MANIFESTO OF SURREALISM
BY ANDRÉ BRETON (1924)
So strong is the belief in life, in what is most fragile in life – real life, I mean – that in the end this belief is lost. Man, that inveterate dreamer, daily more discontent with his destiny, has trouble assessing the objects he has been led to use, objects that his nonchalance has brought his way, or that he has earned through his own efforts, almost always through his own efforts, for he has agreed to work, at least he has not refused to try his luck (or what he calls his luck!). At this point he feels extremely modest: he knows what women he has had, what silly affairs he has been involved in; he is unimpressed by his wealth or his poverty, in this respect he is still a newborn babe and, as for the approval of his conscience, I confess that he does very nicely without it. If he still retains a certain lucidity, all he can do is turn back toward his childhood which, however his guides and mentors may have botched it, still strikes him as somehow charming. There, the absence of any known restrictions allows him the perspective of several lives lived at once; this illusion becomes firmly rooted within him; now he is only interested in the fleeting, the extreme facility of everything. Children set off each day without a worry in the world. Everything is near at hand, the worst material conditions are fine. The woods are white or black, one will never sleep.

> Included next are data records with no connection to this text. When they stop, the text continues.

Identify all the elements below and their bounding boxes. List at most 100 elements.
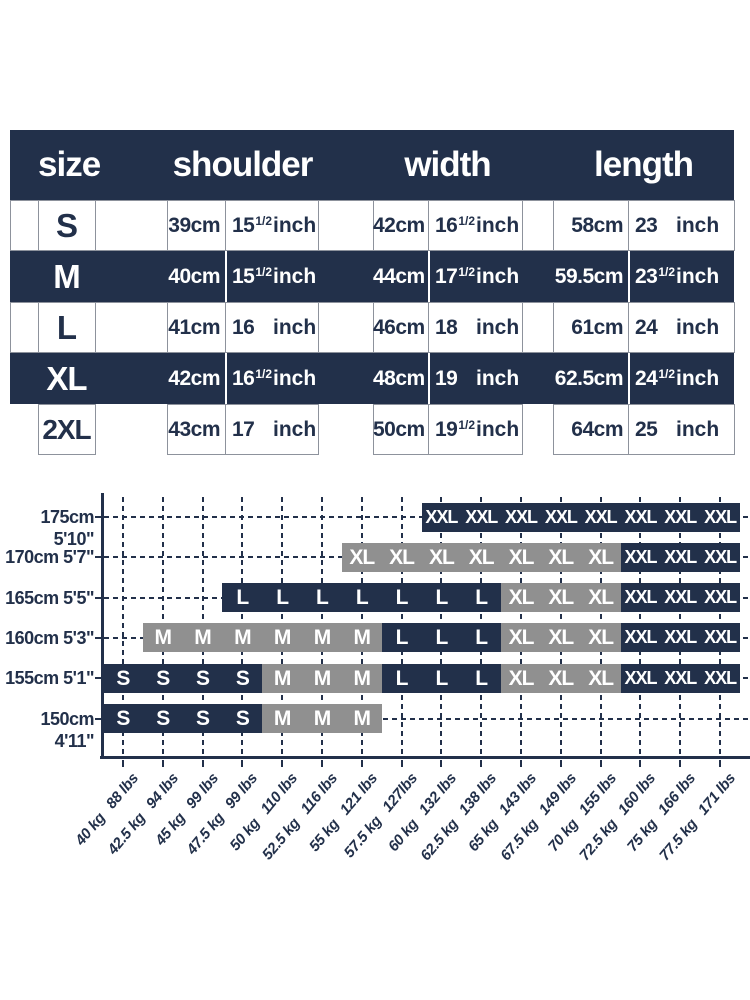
fit-bar-letter: XXL [584, 506, 618, 527]
fit-bar-letter: M [353, 626, 371, 650]
fit-bar-letter: XL [349, 545, 375, 569]
cell-width-inch-unit: inch [476, 316, 520, 339]
x-tick [480, 760, 483, 767]
table-row-band [10, 353, 734, 404]
fit-bar-letter: L [475, 626, 488, 650]
x-tick [719, 760, 722, 767]
table-row-band [10, 251, 734, 302]
fit-bar-letter: M [353, 666, 371, 690]
fit-bar-segment-XXL: XXL XXL XXL [620, 583, 740, 613]
y-axis-label: 160cm 5'3" [5, 627, 94, 648]
cell-size-label: M [53, 258, 81, 295]
cell-box [38, 404, 96, 455]
x-tick [201, 760, 204, 767]
y-tick [95, 677, 101, 680]
fit-bar-letter: L [355, 586, 369, 610]
fit-bar-letter: M [313, 707, 331, 730]
cell-shoulder-cm: 43cm [168, 418, 220, 441]
cell-shoulder-cm: 42cm [168, 367, 220, 390]
cell-box [628, 302, 735, 353]
x-tick [639, 760, 642, 767]
y-tick [95, 596, 101, 599]
cell-width-inch-value: 171/2 [435, 265, 476, 288]
fit-bar-letter: XXL [624, 546, 657, 567]
fit-bar-letter: XL [588, 666, 614, 690]
x-label-kg: 65 kg [464, 815, 502, 855]
fit-bar-letter: L [475, 586, 488, 610]
cell-width-cm: 42cm [373, 214, 425, 237]
fit-bar-letter: L [395, 666, 409, 690]
fit-bar-letter: L [395, 586, 409, 610]
cell-shoulder-inch-unit: inch [273, 265, 317, 288]
cell-length-inch-value: 231/2 [635, 265, 676, 288]
cell-length-cm: 58cm [571, 214, 623, 237]
fraction: 1/2 [458, 265, 476, 279]
cell-length-inch-unit: inch [676, 265, 720, 288]
fit-bar-letter: XL [508, 586, 535, 610]
cell-length-inch-value: 241/2 [635, 367, 676, 390]
fit-bar-letter: S [116, 707, 130, 730]
fit-bar-letter: XXL [465, 506, 498, 527]
table-header-label-length: length [594, 145, 694, 184]
cell-box [628, 404, 735, 455]
fraction: 1/2 [255, 367, 273, 381]
fit-bar-letter: XL [508, 626, 535, 650]
cell-shoulder-inch-unit: inch [273, 418, 317, 441]
cell-shoulder-inch-value: 16 [232, 316, 255, 339]
x-tick [440, 760, 443, 767]
cell-shoulder-inch-value: 161/2 [232, 367, 273, 390]
fit-bar-letter: M [154, 626, 171, 650]
cell-length-inch-value: 23 [635, 214, 658, 237]
fit-bar-letter: M [273, 626, 291, 650]
y-axis-label: 155cm 5'1" [5, 668, 94, 689]
cell-size-label: XL [46, 360, 87, 397]
fit-bar-letter: XXL [664, 506, 697, 527]
fit-bar-letter: XL [548, 666, 574, 690]
cell-shoulder-cm: 41cm [168, 316, 220, 339]
y-tick [95, 717, 101, 720]
cell-size-label: S [55, 207, 78, 244]
table-header-label-shoulder: shoulder [172, 145, 314, 184]
grid-hline [104, 717, 748, 720]
y-axis-label: 165cm 5'5" [5, 587, 94, 608]
fraction: 1/2 [255, 214, 273, 228]
fit-bar-letter: XL [428, 545, 455, 569]
fit-bar-letter: XL [588, 545, 614, 569]
x-label-kg: 55 kg [305, 815, 343, 855]
fit-bar-letter: M [313, 626, 331, 650]
cell-width-inch-value: 191/2 [435, 418, 476, 441]
fraction: 1/2 [458, 214, 476, 228]
fit-bar-letter: XXL [664, 667, 697, 688]
cell-shoulder-inch-unit: inch [273, 367, 317, 390]
cell-width-cm: 44cm [373, 265, 425, 288]
fit-bar-segment-XXL: XXL XXL XXL [620, 542, 740, 572]
fit-bar-letter: XXL [544, 506, 578, 527]
y-tick [95, 636, 101, 639]
fit-bar-letter: XL [548, 626, 574, 650]
y-axis [101, 493, 104, 759]
fit-bar-letter: L [395, 626, 409, 650]
x-label-kg: 40 kg [71, 809, 109, 849]
fit-bar-letter: S [196, 666, 210, 690]
x-label-kg: 60 kg [385, 815, 423, 855]
cell-box [428, 404, 523, 455]
fit-bar-letter: L [475, 666, 488, 690]
x-tick [320, 760, 323, 767]
fit-bar-letter: XXL [664, 546, 697, 567]
fit-bar-letter: S [156, 707, 170, 730]
y-axis-label: 175cm 5'10" [40, 507, 94, 549]
cell-length-cm: 59.5cm [554, 265, 624, 288]
cell-size-label: L [56, 309, 77, 346]
x-axis [100, 756, 750, 759]
cell-box [225, 404, 319, 455]
x-label-lbs: 94 lbs [142, 770, 182, 813]
cell-divider [628, 353, 630, 404]
fit-bar-letter: M [234, 626, 251, 650]
x-label-kg: 50 kg [226, 814, 264, 855]
x-label-lbs: 88 lbs [102, 770, 142, 813]
cell-divider [225, 353, 227, 404]
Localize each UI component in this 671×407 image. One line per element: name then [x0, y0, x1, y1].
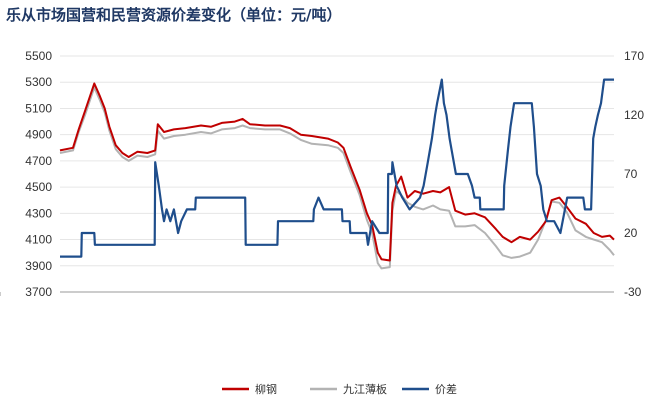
right-axis: -30 20 70 120 170 — [624, 49, 644, 299]
left-tick-label: 4100 — [25, 233, 52, 247]
left-axis: 3700 3900 4100 4300 4500 4700 4900 5100 5300 5500 — [25, 49, 52, 299]
x-axis: 2023-1-32023-3-32023-5-32023-7-32023-9-3… — [0, 291, 614, 296]
left-tick-label: 5100 — [25, 101, 52, 115]
legend-label: 价差 — [435, 382, 457, 396]
right-tick-label: 20 — [624, 226, 638, 240]
left-tick-label: 5300 — [25, 75, 52, 89]
right-tick-label: -30 — [624, 285, 642, 299]
right-tick-label: 120 — [624, 108, 644, 122]
series-line-3 — [60, 78, 614, 258]
series-lines — [59, 78, 615, 270]
series-line-2 — [59, 86, 615, 270]
left-tick-label: 3700 — [25, 285, 52, 299]
left-tick-label: 4500 — [25, 180, 52, 194]
left-tick-label: 4700 — [25, 154, 52, 168]
series-line-1 — [59, 82, 615, 262]
right-tick-label: 70 — [624, 167, 638, 181]
gridlines — [60, 55, 614, 293]
left-tick-label: 3900 — [25, 259, 52, 273]
legend: 柳钢 九江薄板 价差 — [222, 382, 457, 396]
right-tick-label: 170 — [624, 49, 644, 63]
left-tick-label: 5500 — [25, 49, 52, 63]
chart-title: 乐从市场国营和民营资源价差变化（单位：元/吨） — [6, 6, 342, 24]
legend-label: 九江薄板 — [343, 382, 387, 396]
legend-label: 柳钢 — [255, 382, 277, 396]
left-tick-label: 4900 — [25, 128, 52, 142]
left-tick-label: 4300 — [25, 206, 52, 220]
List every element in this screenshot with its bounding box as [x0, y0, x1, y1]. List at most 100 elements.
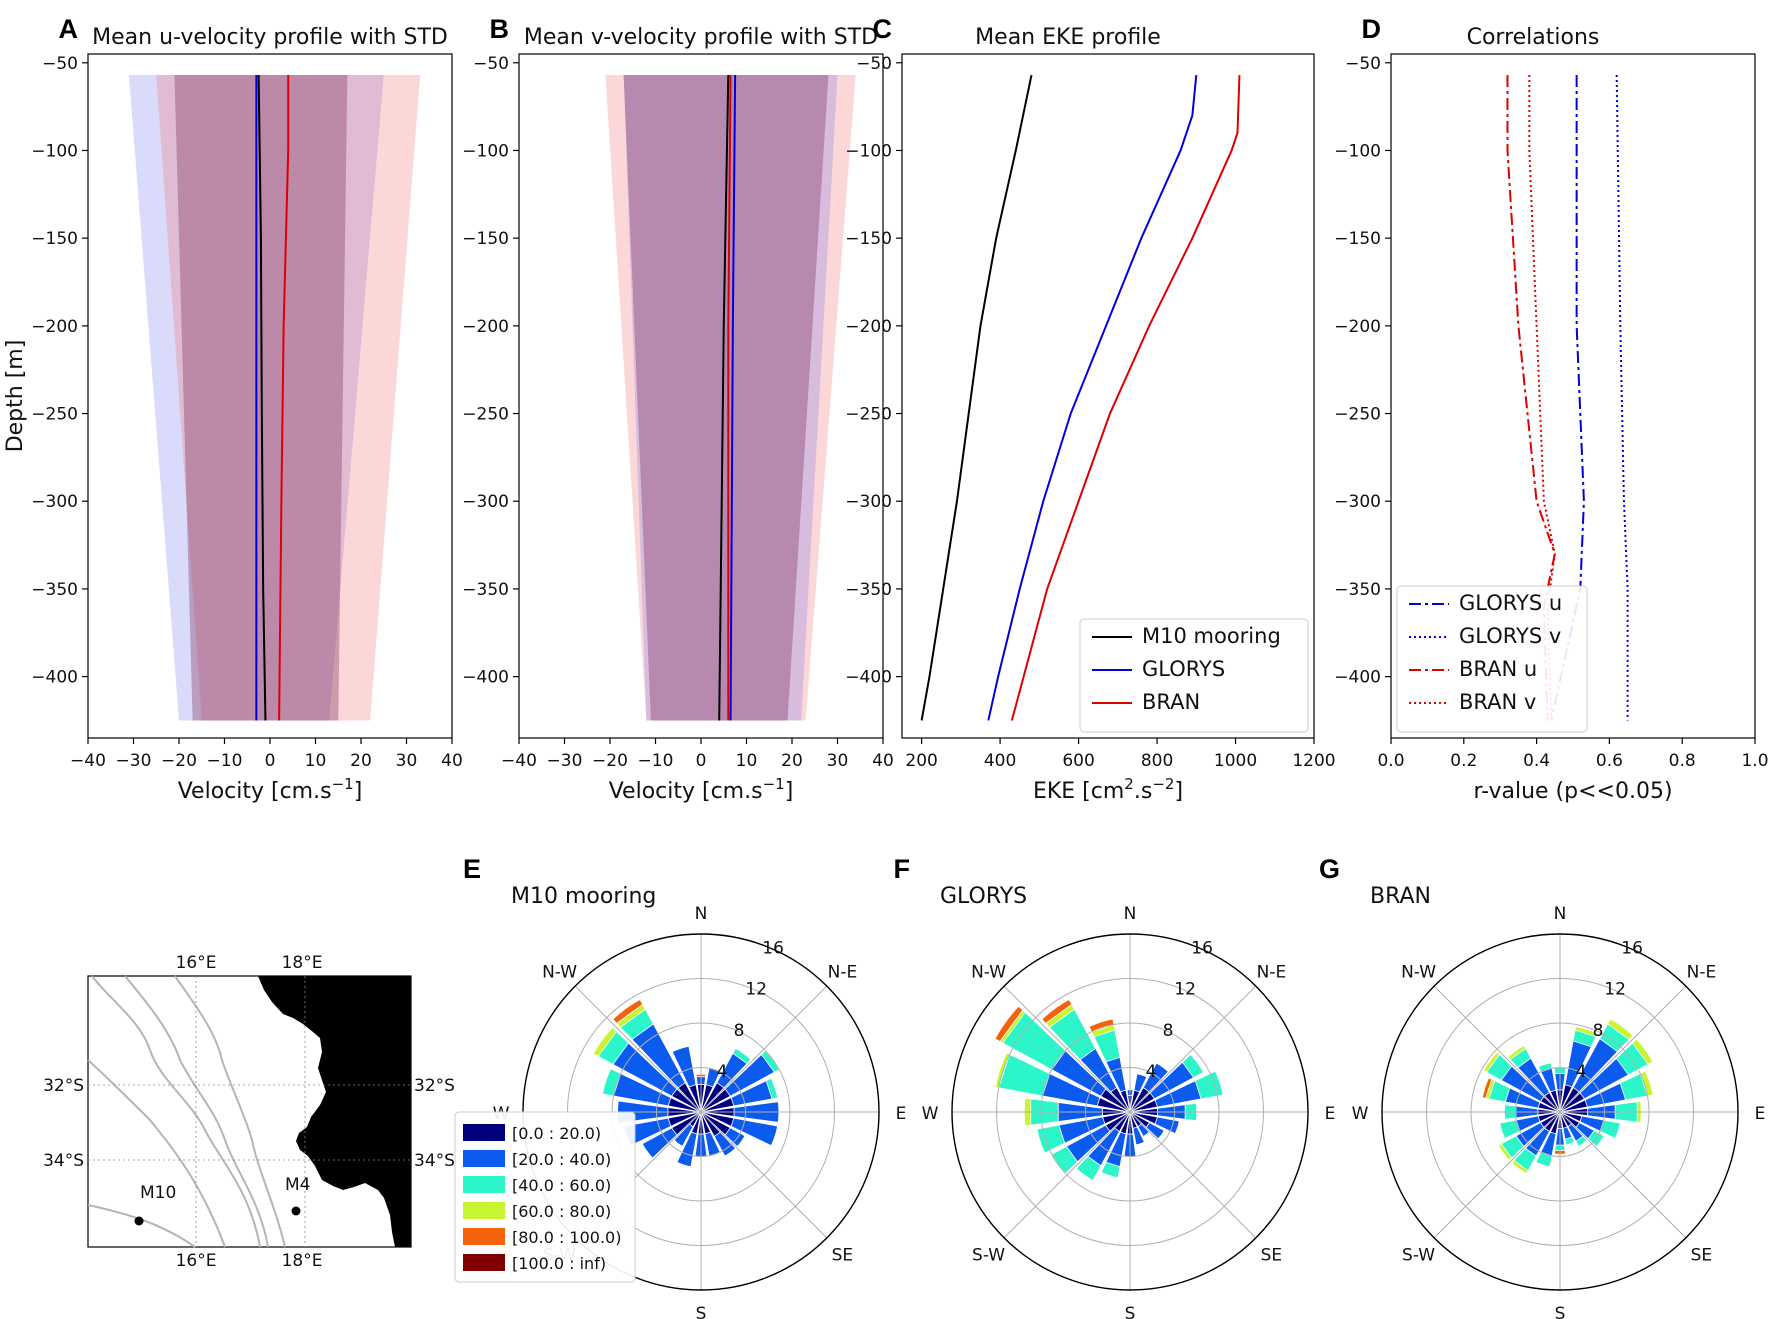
rose-sector	[1535, 1151, 1553, 1168]
rose-direction-label: N-E	[1257, 963, 1287, 983]
bin-label: [20.0 : 40.0)	[512, 1150, 611, 1169]
station-m4-label: M4	[285, 1175, 310, 1195]
y-tick-label: −350	[31, 580, 78, 600]
y-tick-label: −100	[462, 141, 509, 161]
x-tick-label: 0.0	[1377, 751, 1404, 771]
y-tick-label: −150	[462, 229, 509, 249]
map-panel: 16°E 18°E 16°E 18°E 32°S 34°S 32°S 34°S …	[43, 953, 455, 1271]
rose-sector	[641, 1127, 678, 1159]
legend-label: M10 mooring	[1142, 624, 1281, 648]
bin-swatch	[463, 1228, 505, 1245]
rose-sector	[1575, 1135, 1588, 1147]
x-tick-label: 400	[984, 751, 1016, 771]
bin-swatch	[463, 1150, 505, 1167]
station-m10-label: M10	[140, 1183, 176, 1203]
rose-ring-label: 4	[1146, 1062, 1157, 1082]
rose-direction-label: E	[1755, 1104, 1766, 1124]
rose-direction-label: N	[1554, 904, 1567, 924]
y-tick-label: −250	[845, 405, 892, 425]
std-band	[605, 75, 856, 721]
series-line-bran-v	[1528, 75, 1556, 721]
rose-sector	[1137, 1123, 1150, 1138]
legend-label: GLORYS v	[1459, 624, 1561, 648]
x-tick-label: −10	[638, 751, 674, 771]
y-tick-label: −100	[1334, 141, 1381, 161]
rose-sector	[602, 1068, 622, 1097]
x-tick-label: 40	[441, 751, 463, 771]
panel-letter: G	[1319, 854, 1340, 884]
y-tick-label: −250	[462, 405, 509, 425]
x-tick-label: 10	[736, 751, 758, 771]
y-axis-label: Depth [m]	[3, 340, 28, 453]
legend-label: GLORYS	[1142, 657, 1225, 681]
map-left-lat-label: 32°S	[43, 1076, 84, 1096]
std-band	[623, 75, 838, 721]
axes-frame	[1390, 53, 1756, 739]
x-tick-label: 0.4	[1523, 751, 1550, 771]
y-tick-label: −200	[462, 317, 509, 337]
y-tick-label: −150	[845, 229, 892, 249]
panel-A: −50−100−150−200−250−300−350−400−40 −30 −20…	[3, 14, 463, 804]
rose-direction-label: E	[896, 1104, 907, 1124]
rose-direction-label: N-E	[828, 963, 858, 983]
panel-letter: B	[490, 14, 510, 44]
rose-title: M10 mooring	[511, 884, 656, 909]
rose-sector	[1481, 1077, 1493, 1099]
rose-direction-label: N-W	[542, 963, 577, 983]
rose-sector	[1599, 1119, 1621, 1139]
map-top-lon-label: 18°E	[282, 953, 323, 973]
bin-swatch	[463, 1202, 505, 1219]
speed-bin-legend: [0.0 : 20.0) [20.0 : 40.0) [40.0 : 60.0) [6…	[454, 1111, 636, 1283]
rose-sector	[1499, 1119, 1521, 1139]
y-tick-label: −100	[31, 141, 78, 161]
rose-direction-label: S	[696, 1304, 707, 1319]
rose-sector	[1181, 1053, 1204, 1079]
x-tick-label: 0.6	[1596, 751, 1623, 771]
rose-direction-label: SE	[1261, 1245, 1283, 1265]
rose-spoke	[1129, 985, 1257, 1113]
map-right-lat-label: 32°S	[414, 1076, 455, 1096]
y-tick-label: −100	[845, 141, 892, 161]
panel-letter: A	[59, 14, 79, 44]
rose-sector	[765, 1077, 779, 1100]
y-tick-label: −50	[473, 54, 509, 74]
x-tick-label: 800	[1141, 751, 1173, 771]
x-tick-label: 30	[396, 751, 418, 771]
panel-letter: E	[463, 854, 481, 884]
y-tick-label: −200	[1334, 317, 1381, 337]
panel-letter: F	[894, 854, 911, 884]
panel-B: −50−100−150−200−250−300−350−400−40 −30 −20…	[462, 14, 894, 804]
rose-sector	[1145, 1122, 1165, 1140]
series-line-bran	[727, 75, 732, 721]
series-line-bran	[1010, 75, 1241, 721]
x-axis-label-text: ]	[1174, 779, 1183, 804]
rose-direction-label: SE	[832, 1245, 854, 1265]
series-line-glorys	[729, 75, 737, 721]
rose-sector	[1088, 1018, 1115, 1033]
rose-sector	[1036, 1124, 1066, 1154]
rose-sector	[1075, 1155, 1102, 1182]
legend-label: BRAN v	[1459, 690, 1536, 714]
x-axis-label-exponent: −2	[1152, 775, 1174, 793]
rose-direction-label: S	[1125, 1304, 1136, 1319]
rose-direction-label: W	[922, 1104, 939, 1124]
y-tick-label: −150	[31, 229, 78, 249]
line-panels: −50−100−150−200−250−300−350−400−40 −30 −20…	[3, 14, 1769, 804]
series-line-m10-mooring	[257, 75, 267, 721]
x-tick-label: 10	[305, 751, 327, 771]
x-tick-label: 600	[1062, 751, 1094, 771]
x-tick-label: −30	[116, 751, 152, 771]
rose-direction-label: S	[1555, 1304, 1566, 1319]
rose-direction-label: S-W	[1402, 1245, 1435, 1265]
x-axis-label-text: Velocity [cm.s	[609, 779, 763, 804]
panel-title: Mean u-velocity profile with STD	[92, 25, 448, 50]
rose-sector	[612, 998, 644, 1024]
map-left-lat-label: 34°S	[43, 1151, 84, 1171]
x-axis-label: Velocity [cm.s−1]	[178, 775, 363, 804]
series-line-glorys	[987, 74, 1198, 721]
bin-swatch	[463, 1124, 505, 1141]
x-tick-label: 20	[781, 751, 803, 771]
rose-spoke	[1129, 1111, 1257, 1239]
std-band	[156, 75, 421, 721]
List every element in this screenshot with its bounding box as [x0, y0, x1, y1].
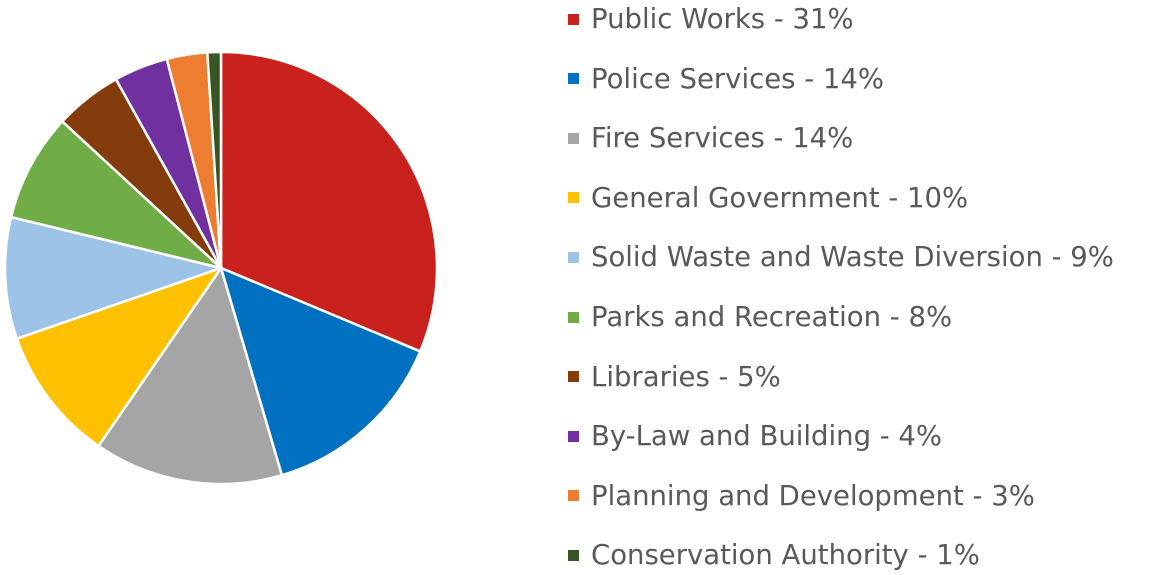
pie-slice-fire-services	[97, 266, 284, 486]
legend-item-public-works: Public Works - 31%	[568, 0, 854, 39]
legend-label: Fire Services - 14%	[591, 122, 854, 155]
legend-swatch	[568, 490, 579, 502]
legend-item-planning-and-development: Planning and Development - 3%	[568, 476, 1035, 516]
legend-item-by-law-and-building: By-Law and Building - 4%	[568, 416, 942, 456]
legend-item-libraries: Libraries - 5%	[568, 357, 781, 397]
legend-swatch	[568, 311, 579, 323]
legend-item-fire-services: Fire Services - 14%	[568, 118, 853, 158]
pie-slice-public-works	[219, 50, 439, 353]
legend-swatch	[568, 549, 579, 561]
pie-slice-general-government	[15, 266, 223, 448]
legend-swatch	[568, 430, 579, 442]
legend-label: Police Services - 14%	[591, 62, 884, 95]
legend-label: Planning and Development - 3%	[591, 479, 1035, 512]
legend-item-conservation-authority: Conservation Authority - 1%	[568, 535, 980, 575]
legend-swatch	[568, 13, 579, 25]
legend-item-solid-waste-and-waste-diversion: Solid Waste and Waste Diversion - 9%	[568, 237, 1114, 277]
legend-label: General Government - 10%	[591, 181, 969, 214]
legend-swatch	[568, 371, 579, 383]
legend-swatch	[568, 251, 579, 263]
legend-label: By-Law and Building - 4%	[591, 420, 943, 453]
pie-slice-parks-and-recreation	[9, 120, 223, 270]
legend-swatch	[568, 73, 579, 85]
legend-item-general-government: General Government - 10%	[568, 178, 968, 218]
legend-label: Conservation Authority - 1%	[591, 539, 980, 572]
legend-swatch	[568, 192, 579, 204]
legend-item-police-services: Police Services - 14%	[568, 59, 884, 99]
pie-slice-solid-waste-and-waste-diversion	[3, 215, 223, 340]
legend-swatch	[568, 132, 579, 144]
pie-slice-conservation-authority	[206, 50, 223, 270]
legend-label: Libraries - 5%	[591, 360, 781, 393]
chart-legend: Public Works - 31% Police Services - 14% F…	[568, 0, 1155, 571]
legend-label: Solid Waste and Waste Diversion - 9%	[591, 241, 1114, 274]
legend-label: Public Works - 31%	[591, 3, 854, 35]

But it is true that we would not dare venture so far, it is not merely a question of distance. Threat is piled upon threat, one yields, abandons a portion of the terrain to be conquered. This imagination which knows no bounds is henceforth allowed to be exercised only in strict accordance with the laws of an arbitrary utility; it is incapable of assuming this inferior role for very long and, in the vicinity of the twentieth year, generally prefers to abandon man to his lusterless fate.
Though he may later try to pull himself together on occasion, having felt that he is losing by slow degrees all reason for living, incapable as he has become of being able to rise to some exceptional situation such as love, he will hardly succeed. This is because he henceforth belongs body and soul to an imperative practical necessity which demands his constant attention. None of his gestures will be expansive, none of his ideas generous or far-reaching. In his mind’s eye, events real or imagined will be seen only as they relate to a welter of similar events, events in which he has not participated, abortive events. What am I saying: he will judge them in relationship to one of these events whose consequences are more reassuring than the others. On no account will he view them as his salvation.
Beloved imagination, what I most like in you is your unsparing quality.